Biotechnologies végétales
La réglementation des plantes transgéniques en question
Loin de rejeter tout contôle en la matière, les professionnels mettent en avant ses contraintes qui pénalisent les semenciers et les agriculteurs.
« LA PLUPART des experts sont d’accord pour dire que seuls les progrès de la génétique accompagnés de meilleures méthodes culturales permettront aux agriculteurs de produire plus et mieux avec moins de facteurs de production. (...) Les semenciers peuvent compter sur les biotechnologies végétales, tout au moins dans les pays qui n’en interdiront pas le développement ou les applications, pour relever ce défi stratégique pour l’avenir de l’humanité. » C’est en ces termes que Gil Kressmann, administrateur de la Saf, a présenté le colloque international “Biotechnologies végétales, environnement, alimentation et santé ; quel futur ?”, organisé le 20 septembre à Paris par l’Association française des biotechnologies végétales (AFBV) avec leur collaboration.
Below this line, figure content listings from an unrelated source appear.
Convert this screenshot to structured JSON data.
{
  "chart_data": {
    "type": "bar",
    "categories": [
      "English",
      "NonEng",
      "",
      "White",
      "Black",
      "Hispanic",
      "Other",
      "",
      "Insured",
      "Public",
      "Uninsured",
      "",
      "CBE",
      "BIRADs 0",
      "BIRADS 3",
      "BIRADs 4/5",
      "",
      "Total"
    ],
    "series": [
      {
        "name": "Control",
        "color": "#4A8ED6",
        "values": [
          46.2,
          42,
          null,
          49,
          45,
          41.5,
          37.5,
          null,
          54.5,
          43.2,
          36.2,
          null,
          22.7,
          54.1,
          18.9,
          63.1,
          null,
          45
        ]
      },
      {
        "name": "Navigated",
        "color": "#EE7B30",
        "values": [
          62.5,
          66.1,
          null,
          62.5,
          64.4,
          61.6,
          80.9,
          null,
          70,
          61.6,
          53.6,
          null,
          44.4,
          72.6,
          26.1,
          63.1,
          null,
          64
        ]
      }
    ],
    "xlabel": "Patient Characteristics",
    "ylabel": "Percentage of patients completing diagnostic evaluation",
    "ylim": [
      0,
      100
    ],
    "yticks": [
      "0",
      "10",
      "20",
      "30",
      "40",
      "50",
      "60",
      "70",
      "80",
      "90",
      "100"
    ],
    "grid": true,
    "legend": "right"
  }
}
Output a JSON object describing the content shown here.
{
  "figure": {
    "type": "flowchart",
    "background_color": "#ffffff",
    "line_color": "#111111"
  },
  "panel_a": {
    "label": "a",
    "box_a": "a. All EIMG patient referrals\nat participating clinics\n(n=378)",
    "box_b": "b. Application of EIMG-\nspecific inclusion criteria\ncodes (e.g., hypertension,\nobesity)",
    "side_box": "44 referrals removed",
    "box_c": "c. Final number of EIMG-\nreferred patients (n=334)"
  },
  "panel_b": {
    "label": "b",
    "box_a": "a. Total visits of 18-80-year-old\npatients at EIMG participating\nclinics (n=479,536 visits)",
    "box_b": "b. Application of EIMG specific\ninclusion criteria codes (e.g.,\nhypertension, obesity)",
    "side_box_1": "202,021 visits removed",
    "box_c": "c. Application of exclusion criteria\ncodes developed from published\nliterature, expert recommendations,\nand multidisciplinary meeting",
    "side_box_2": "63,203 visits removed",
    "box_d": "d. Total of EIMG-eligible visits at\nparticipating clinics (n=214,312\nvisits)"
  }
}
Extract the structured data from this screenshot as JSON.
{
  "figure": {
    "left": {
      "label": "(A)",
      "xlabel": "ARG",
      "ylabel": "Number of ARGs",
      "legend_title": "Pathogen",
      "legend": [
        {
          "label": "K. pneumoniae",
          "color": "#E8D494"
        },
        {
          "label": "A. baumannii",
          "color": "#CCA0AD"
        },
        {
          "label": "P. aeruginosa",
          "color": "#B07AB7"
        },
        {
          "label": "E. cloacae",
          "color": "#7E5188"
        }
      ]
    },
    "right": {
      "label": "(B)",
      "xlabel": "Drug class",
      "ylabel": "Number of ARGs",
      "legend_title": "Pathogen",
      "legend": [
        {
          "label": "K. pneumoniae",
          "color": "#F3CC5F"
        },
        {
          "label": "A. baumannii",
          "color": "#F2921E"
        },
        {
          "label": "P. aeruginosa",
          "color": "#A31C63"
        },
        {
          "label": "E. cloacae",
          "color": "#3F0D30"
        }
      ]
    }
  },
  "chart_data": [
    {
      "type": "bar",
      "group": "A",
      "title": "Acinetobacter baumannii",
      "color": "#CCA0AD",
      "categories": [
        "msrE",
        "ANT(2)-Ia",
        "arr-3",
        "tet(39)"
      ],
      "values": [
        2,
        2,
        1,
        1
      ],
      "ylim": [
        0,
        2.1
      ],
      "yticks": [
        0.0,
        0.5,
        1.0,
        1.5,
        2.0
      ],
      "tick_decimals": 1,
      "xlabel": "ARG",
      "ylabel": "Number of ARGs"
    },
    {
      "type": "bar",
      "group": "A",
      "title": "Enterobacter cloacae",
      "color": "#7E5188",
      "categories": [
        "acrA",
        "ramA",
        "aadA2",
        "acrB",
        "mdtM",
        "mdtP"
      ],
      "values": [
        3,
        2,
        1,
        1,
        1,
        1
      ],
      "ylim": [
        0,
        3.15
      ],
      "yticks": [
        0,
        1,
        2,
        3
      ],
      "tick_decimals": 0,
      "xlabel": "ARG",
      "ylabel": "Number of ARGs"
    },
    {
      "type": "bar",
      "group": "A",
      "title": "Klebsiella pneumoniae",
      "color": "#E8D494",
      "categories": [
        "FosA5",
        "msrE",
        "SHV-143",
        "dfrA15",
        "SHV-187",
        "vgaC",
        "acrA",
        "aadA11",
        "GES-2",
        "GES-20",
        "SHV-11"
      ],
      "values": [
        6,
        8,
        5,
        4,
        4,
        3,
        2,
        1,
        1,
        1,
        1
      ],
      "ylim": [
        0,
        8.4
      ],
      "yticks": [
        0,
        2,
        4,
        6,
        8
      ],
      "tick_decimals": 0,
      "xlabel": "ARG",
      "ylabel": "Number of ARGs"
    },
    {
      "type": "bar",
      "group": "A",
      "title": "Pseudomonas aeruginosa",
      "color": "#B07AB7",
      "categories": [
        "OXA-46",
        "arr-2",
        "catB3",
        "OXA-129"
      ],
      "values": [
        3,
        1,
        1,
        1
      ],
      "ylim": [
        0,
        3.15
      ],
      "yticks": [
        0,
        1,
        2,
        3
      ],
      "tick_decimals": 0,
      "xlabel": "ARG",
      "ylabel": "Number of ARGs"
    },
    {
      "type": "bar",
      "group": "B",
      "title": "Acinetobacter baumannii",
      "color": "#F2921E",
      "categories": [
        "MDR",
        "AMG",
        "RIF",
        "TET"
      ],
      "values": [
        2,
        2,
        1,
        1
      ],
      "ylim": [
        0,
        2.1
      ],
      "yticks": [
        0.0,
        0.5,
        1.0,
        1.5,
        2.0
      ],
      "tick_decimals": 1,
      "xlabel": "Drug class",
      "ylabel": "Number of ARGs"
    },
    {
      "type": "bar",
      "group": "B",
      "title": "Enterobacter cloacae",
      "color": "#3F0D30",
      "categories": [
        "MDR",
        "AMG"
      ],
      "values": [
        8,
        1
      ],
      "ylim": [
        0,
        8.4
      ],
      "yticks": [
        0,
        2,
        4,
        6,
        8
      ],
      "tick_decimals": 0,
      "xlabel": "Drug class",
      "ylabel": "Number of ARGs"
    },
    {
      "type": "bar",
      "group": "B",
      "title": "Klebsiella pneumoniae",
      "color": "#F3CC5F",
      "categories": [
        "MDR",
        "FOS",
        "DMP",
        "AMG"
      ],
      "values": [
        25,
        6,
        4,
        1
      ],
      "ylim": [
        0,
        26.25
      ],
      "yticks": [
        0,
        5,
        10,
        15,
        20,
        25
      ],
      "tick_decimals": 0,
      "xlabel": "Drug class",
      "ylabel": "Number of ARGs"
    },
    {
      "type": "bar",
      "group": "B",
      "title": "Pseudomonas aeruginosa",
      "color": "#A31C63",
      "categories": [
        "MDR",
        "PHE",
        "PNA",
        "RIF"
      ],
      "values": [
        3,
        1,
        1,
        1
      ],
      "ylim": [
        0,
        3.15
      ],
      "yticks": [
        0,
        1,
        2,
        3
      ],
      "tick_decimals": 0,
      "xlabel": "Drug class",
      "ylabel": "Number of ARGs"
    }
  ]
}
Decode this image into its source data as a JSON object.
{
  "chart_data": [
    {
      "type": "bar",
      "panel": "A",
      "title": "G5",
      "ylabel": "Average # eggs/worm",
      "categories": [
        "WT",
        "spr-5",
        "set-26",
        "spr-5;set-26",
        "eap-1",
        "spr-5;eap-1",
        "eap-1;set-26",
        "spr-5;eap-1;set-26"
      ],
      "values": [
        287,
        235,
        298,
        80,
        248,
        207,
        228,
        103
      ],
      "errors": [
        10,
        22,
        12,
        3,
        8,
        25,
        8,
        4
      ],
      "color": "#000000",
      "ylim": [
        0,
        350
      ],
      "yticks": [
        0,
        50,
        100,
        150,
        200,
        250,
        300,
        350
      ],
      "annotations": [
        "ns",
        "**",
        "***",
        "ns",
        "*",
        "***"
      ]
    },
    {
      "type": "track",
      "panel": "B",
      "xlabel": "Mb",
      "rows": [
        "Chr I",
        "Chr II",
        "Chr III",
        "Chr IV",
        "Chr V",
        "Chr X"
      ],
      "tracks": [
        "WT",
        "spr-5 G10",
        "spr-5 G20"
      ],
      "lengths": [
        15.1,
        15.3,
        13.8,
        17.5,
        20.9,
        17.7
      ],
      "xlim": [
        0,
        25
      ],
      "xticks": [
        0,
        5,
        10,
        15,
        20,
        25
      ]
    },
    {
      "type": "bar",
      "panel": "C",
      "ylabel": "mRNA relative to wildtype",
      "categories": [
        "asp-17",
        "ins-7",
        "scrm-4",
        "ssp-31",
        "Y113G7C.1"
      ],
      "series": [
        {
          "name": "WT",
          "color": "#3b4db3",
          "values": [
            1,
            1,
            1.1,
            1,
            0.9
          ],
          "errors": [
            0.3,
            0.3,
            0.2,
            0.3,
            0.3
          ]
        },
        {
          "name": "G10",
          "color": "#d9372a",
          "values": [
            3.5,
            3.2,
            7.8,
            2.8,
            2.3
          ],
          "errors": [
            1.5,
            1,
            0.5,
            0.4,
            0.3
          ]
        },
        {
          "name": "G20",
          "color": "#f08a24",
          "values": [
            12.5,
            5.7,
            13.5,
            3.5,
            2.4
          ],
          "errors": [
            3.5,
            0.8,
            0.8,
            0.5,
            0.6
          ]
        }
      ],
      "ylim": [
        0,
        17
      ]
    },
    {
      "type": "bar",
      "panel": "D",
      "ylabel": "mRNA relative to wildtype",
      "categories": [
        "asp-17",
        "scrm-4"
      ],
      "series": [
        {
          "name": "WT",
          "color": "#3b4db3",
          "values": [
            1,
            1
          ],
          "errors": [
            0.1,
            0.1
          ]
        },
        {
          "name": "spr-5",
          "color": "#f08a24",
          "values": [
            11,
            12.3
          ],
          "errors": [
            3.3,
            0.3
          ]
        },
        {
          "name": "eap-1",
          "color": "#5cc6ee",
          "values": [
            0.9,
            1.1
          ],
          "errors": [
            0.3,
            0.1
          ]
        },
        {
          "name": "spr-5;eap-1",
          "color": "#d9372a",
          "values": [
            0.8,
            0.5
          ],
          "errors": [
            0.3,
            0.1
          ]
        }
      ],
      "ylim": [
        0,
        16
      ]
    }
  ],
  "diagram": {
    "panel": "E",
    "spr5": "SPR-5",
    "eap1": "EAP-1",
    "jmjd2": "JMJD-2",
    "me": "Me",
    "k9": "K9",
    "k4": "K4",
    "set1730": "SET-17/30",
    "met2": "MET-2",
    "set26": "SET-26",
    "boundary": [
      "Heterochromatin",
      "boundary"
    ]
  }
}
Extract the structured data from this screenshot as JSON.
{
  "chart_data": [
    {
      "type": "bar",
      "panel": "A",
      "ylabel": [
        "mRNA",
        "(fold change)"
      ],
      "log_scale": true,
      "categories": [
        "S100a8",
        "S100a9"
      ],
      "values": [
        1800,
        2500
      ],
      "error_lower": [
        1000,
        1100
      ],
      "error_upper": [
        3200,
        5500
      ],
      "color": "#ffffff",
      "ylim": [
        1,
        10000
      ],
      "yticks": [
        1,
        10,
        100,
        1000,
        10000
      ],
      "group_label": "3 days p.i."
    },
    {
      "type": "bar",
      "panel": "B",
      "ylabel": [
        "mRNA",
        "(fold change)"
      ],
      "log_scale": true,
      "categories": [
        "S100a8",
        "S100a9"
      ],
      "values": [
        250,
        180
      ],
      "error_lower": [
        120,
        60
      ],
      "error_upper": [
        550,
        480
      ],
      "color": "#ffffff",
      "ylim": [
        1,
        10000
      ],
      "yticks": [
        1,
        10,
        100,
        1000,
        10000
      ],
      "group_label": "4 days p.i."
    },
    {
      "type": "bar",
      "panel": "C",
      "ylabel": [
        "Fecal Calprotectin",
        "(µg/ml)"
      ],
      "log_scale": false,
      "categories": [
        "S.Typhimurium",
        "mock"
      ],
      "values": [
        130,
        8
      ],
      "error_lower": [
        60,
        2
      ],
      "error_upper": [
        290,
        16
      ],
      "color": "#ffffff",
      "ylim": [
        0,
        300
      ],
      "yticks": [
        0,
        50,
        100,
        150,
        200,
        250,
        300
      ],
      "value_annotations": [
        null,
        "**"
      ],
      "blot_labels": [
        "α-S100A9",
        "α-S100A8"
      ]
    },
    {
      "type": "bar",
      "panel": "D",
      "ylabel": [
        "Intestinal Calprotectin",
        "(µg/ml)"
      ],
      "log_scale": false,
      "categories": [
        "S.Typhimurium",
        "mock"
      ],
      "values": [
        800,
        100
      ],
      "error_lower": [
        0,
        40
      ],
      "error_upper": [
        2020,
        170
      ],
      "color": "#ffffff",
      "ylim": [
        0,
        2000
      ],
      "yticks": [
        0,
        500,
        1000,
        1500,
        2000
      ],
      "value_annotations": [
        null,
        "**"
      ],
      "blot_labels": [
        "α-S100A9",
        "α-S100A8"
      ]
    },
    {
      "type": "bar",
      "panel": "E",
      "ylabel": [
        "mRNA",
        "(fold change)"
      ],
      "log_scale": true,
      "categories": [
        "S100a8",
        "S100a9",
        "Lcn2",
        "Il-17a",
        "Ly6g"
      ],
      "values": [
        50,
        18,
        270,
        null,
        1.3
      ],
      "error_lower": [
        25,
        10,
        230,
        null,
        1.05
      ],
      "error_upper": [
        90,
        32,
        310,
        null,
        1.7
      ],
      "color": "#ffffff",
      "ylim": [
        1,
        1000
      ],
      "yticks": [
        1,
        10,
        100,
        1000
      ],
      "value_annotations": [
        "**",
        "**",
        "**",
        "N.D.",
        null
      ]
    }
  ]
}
Des contraintes économiques
« L’UE se targue d’avoir l’un des cadres réglementaires les plus stricts pour les activités des organismes génétiquement modifiés », souligne non sans ironie Patrick Rüdelsheim, associé général de Persée, une société de service belge axée sur la biosécurité. Il a estimé à 7-10 M€ le coût des « efforts réglementaires en préparation de la commercialisation » d’un OGM. Sachant qu’une autorisation est à renouveler tous les dix ans, « plutôt qu’un investissement ce sont des coûts récurrents d’année en année », considère-t-il. Et c’est sans compter la durée du traitement du dossier qui dépasse la décennie. Ainsi, concernant la pomme de terre transgénique Amflora, il s’est passé « douze ans entre le dépôt original du dossier et l’autorisation de production à l’échelle européenne », note Patrick Rüdelsheim.
Une délocalisation de la recherche
« La France et l’Europe, à la pointe du progrès dans les biotechnologies végétales lors de ses premiers développements dans les années 1970, se trouvent aujourd’hui en situation totale de retrait, voire d’opposition de fait, avec les plus récents progrès de cette technologie », regrette Marc Fellous, président de l’AFBV. Ainsi observe-t-on « une redistribution des capacités de recherche et développement à des sites et des sujets non-européens » et « un ciblage des projets sur les cultures et les marchés qui détiennent une garantie suffisante pour des revenus qui peuvent justifier les coûts élevés », renchérit Patrick Rüdelsheim. Heureusement, les établissements semenciers français continuent à investir dans le domaine des biotechnologies et en particulier de la génomique, comme le révèle une récente enquête du Gnis. « De plus, dans le cadre du programme “Investissement d’avenir”, l’Etat français a consacré une enveloppe financière importante aux biotechnologies. Et la création récente du groupement d’intérêt scientifique “Biotechnolo-gie verte” va permettre d’entreprendre des programmes d’envergure dans le cadre d’un partenariat public-privé autour de thèmes tels que l’amélioration de l’efficacité azotée des plantes ou encore la tolérance à la sécheresse », s’enthousiame Daniel Segonds, président du Gnis.
Une perte de productivité des agriculteurs
Aux Etats-Unis où le maïs Bt est cultivé depuis quinze ans, « les bénéfices économiques cumulés sont de l’ordre de 6,8 Md$, avec une majorité profitant aux cultivateurs de maïs non-Bt (qui bénéficie de la baisse du taux de croissance des populations de pyrale du maïs, NDLR) », affirme Shelby J. Fleischer, professeur d’entomologie à Pennsylvania State University. Même constat pour Claude Ménara, agriculteur dans le Lot-et-Garonne : « Pour moi, qui est une expérience de cinq ans dans la production de maïs Bt, ce sont des quintaux en plus – 11 q/ha en moyenne – et des mycotoxines en moins ». Et, comme il utilise moins d’insecticides, il considère que « le maïs Bt est un maïs écologique ». Malheureusement pour les semenciers, la majorité des Français et Européens sont loin de partager son avis.